Het leven van Dirk Hout (deel 5)


Heen en weer naar Veenhuizen (1839-1861)

In Alkmaar wordt er in 1839 weer een volkstelling gehouden en daar vinden we Dirk Hout in terug. Wat opmerkelijk is: Dirk staat ingeschreven samen met Marijtje Sille en een dochter Johanna die 20 jaar is. Het beroep van Dirk is schoenmaker, Marijtje is baker. Het adres is als vroeger: Oudegracht nr 52. Of dit allemaal klopt weten we niet, maar wel zeker is dat Dirk op 16 november 1839 weer terug is op de Ommerschans. Hij is aangekomen via Zwolle. Volgens het boek De bedelaarskolonie zou dat op vrijwillige aanmelding wijzen. Zijn nummer van inschrijving is nu 2680 en er wordt vermeld dat hij op 15 februari 1840 overgeplaatst is naar Veenhuizen. Omdat het in de Ommerschans overvol was en er wel plaats was in gestichten in Veenhuizen werden maandelijks groepen uit de bedelaarskolonie daarheen overgeplaatst. Met name in het tweede gesticht dat bedoeld was voor de opvang van wezen, was plaats genoeg: in het land bestond veel tegenstand om weeskinderen op te sturen naar Veenhuizen.

Gevangenismuseum gevestigd in het oude Tweede gesticht (Veenhuizen 2013)

Terwijl Dirk in Veenhuizen verblijft moet hij twee keer naar de notaris om zijn toestemming te geven voor het huwelijk van een dochter.
Op 14 mei 1842 maakt notaris Herman Hubert van Leer uit Norg ten huize van de landbouwer Klaas Riesing te Westervelde de akte van toestemming op voor het huwelijk van Maria Hout met Jacobus Fransen, kledermaker te Alkmaar. Buiten de notaris en Klaas Riesing zijn aanwezig: Dirk Hout, colonist in het tweede gesticht der Maatschappij van Weldadigheid, en veldwachter Egbert Kruize. Maria en Jacobus trouwen op 5 juni 1842.
Op 1 maart 1844 gaan Dirk en veldwachter Kruize, tenminste ik denk dat een veldwachter de kolonist moest vergezellen, naar notaris Nicolaas Wilhelm Schroeder Hofstede te Norg.

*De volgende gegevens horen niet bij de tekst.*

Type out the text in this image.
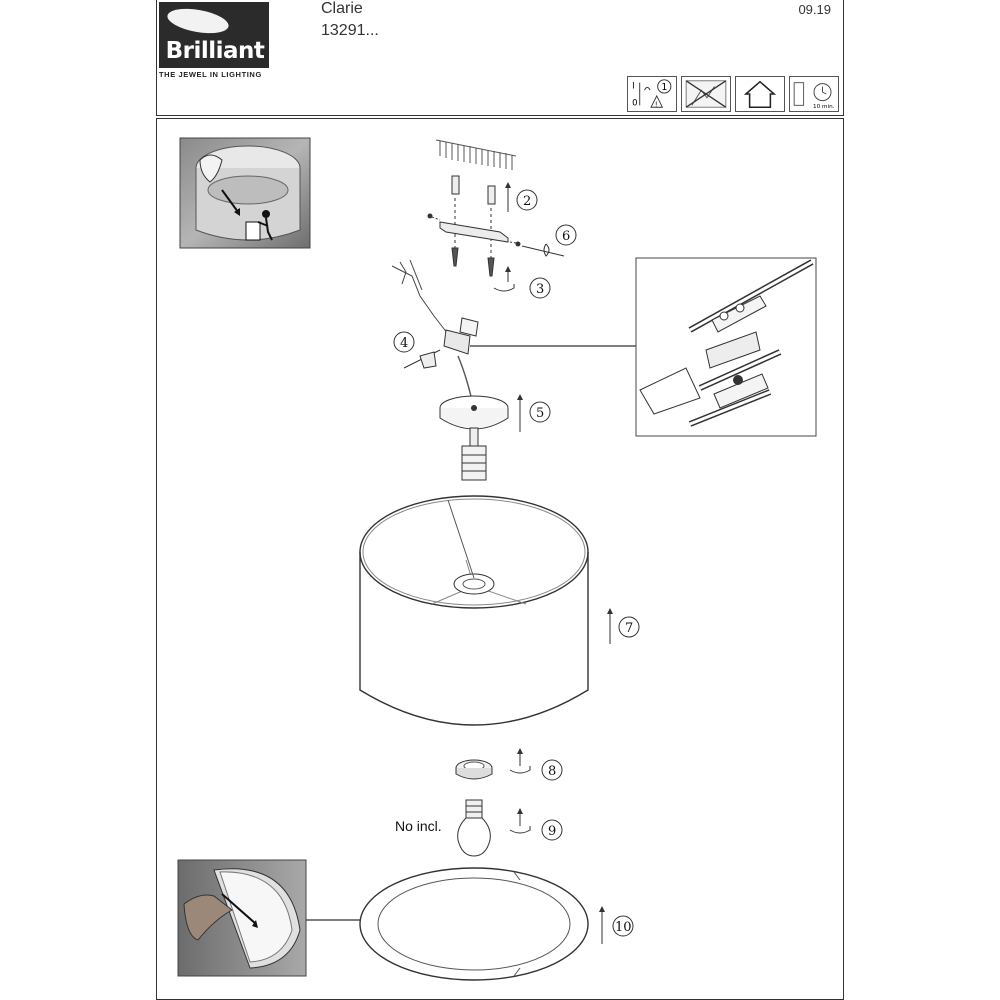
Brilliant
THE JEWEL IN LIGHTING
Clarie
13291...
09.19
I
0
1
!	10 min.
2
6
3
4
5
7
8
9
10
No incl.
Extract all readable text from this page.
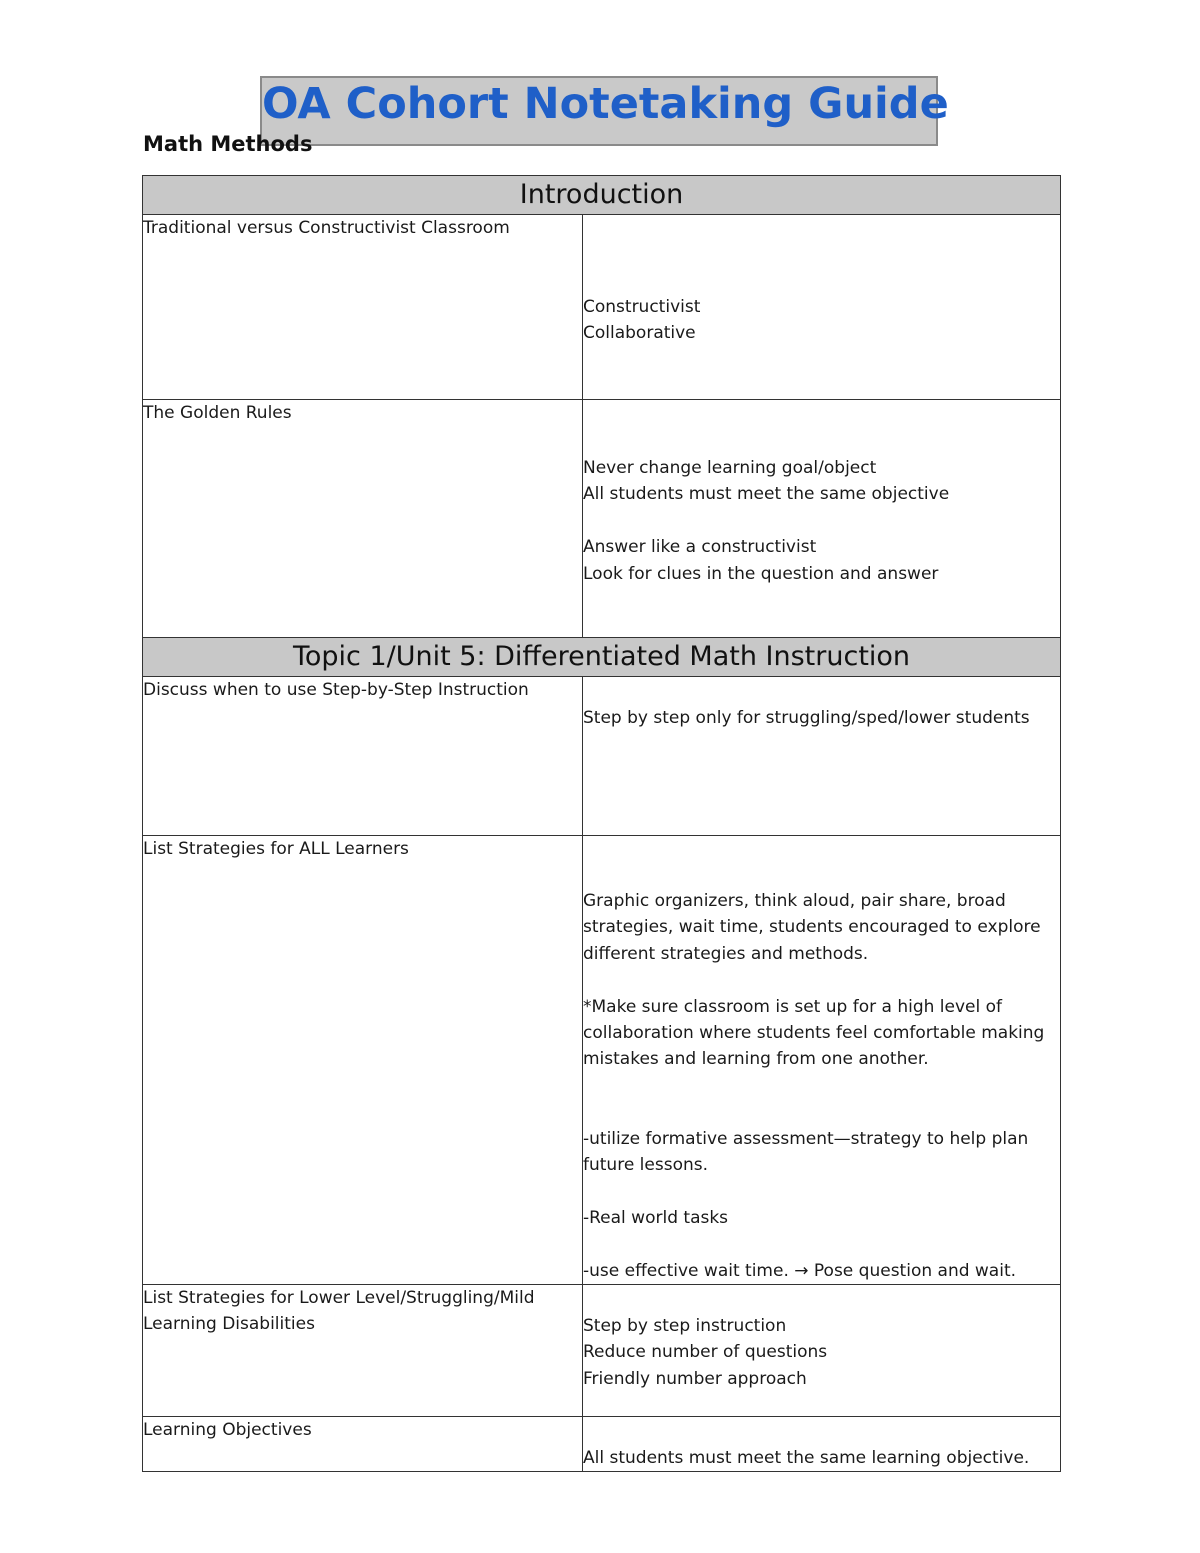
OA Cohort Notetaking Guide
Math Methods
Introduction	
Traditional versus Constructivist Classroom	Constructivist
Collaborative

The Golden Rules	Never change learning goal/object
All students must meet the same objective
Answer like a constructivist
Look for clues in the question and answer

Topic 1/Unit 5: Differentiated Math Instruction	
Discuss when to use Step-by-Step Instruction	Step by step only for struggling/sped/lower students

List Strategies for ALL Learners	Graphic organizers, think aloud, pair share, broad strategies, wait time, students encouraged to explore different strategies and methods.
*Make sure classroom is set up for a high level of collaboration where students feel comfortable making mistakes and learning from one another.
-utilize formative assessment—strategy to help plan future lessons.
-Real world tasks
-use effective wait time. → Pose question and wait.

List Strategies for Lower Level/Struggling/Mild Learning Disabilities	Step by step instruction
Reduce number of questions
Friendly number approach

Learning Objectives	All students must meet the same learning objective.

Dit keer gaat dochter Cornelia trouwen met Gerrit Bek, broer van haar zwager Cornelis, en schoenmaker van beroep. Het beroep van Cornelia is dienstbaar, dat van Dirk Hout kolonist. De toestemming wordt ondertekend door de notaris, Dirk Hout, Egbert Kruize en Lambertus Ubels, zaakwaarnemer van beroep. Cornelia en Gerrit trouwen op 12 mei 1844.

Langzamerhand wordt het kennelijk voor Dirk tijd om weer eens naar Alkmaar terug te gaan. Op 26 april 1845 wordt hij uit Veenhuizen ontslagen. Hij is dan op tijd voor het huwelijk van zijn jongste dochter Johanna Maria met Hendricus Timmer op 15 juni 1845. Hendricus is metselaar van beroep en bij het huwelijk wordt een kind erkend. Dirk is samen met Marijtje aanwezig. Hij tekent de akte, maar Marijtje en Johanna Maria doen dat niet: zij hebben dat niet geleerd.

Huwelijk Alkmaar 1845 nr. 41 (Regionaal Archief Alkmaar)


In 1846 is er opnieuw een bruiloft. Op 20 mei trouwt de laatste dochter, de een na jongste, Johanna Christina, in Amsterdam met Hendrik Josias Visser. Hendrik Josias, roepnaam Hein, is in 1818 geboren als zoon van Jozias Hendrik Visser, een scheepstimmerman uit Goes en Hiske Sierks Hannema wier familie oorspronkelijk van Ameland kwam. Als beroep van Hein vinden we kistenmaker, stoelenmaker en stoelenmatter. Het beroep van Johanna Christina is dienstbaar. Dirk en Marijtje kunnen niet naar Amsterdam komen, dat zal te duur geweest zijn, en nu geven zij allebei via notaris Johan Gustav Adolf Verhoeff toestemming voor het huwelijk. Van Dirk Hout wordt vermeld dat hij buiten beroep is, lang zijn vaste woonplaats gehad heeft te Alkmaar en daar ook nu daadwerkelijk verblijft in herberg de Hoop (?).
Van Marijtje Sille wordt gezegd dat zij bij de Banenkerk woont. Dirk is op het kantoor van de notaris verschenen en Marijtje was ten huize van Johannes Kraakman, slijter in wijnen en sterke dranken aan het Verdronkenoord nr 136.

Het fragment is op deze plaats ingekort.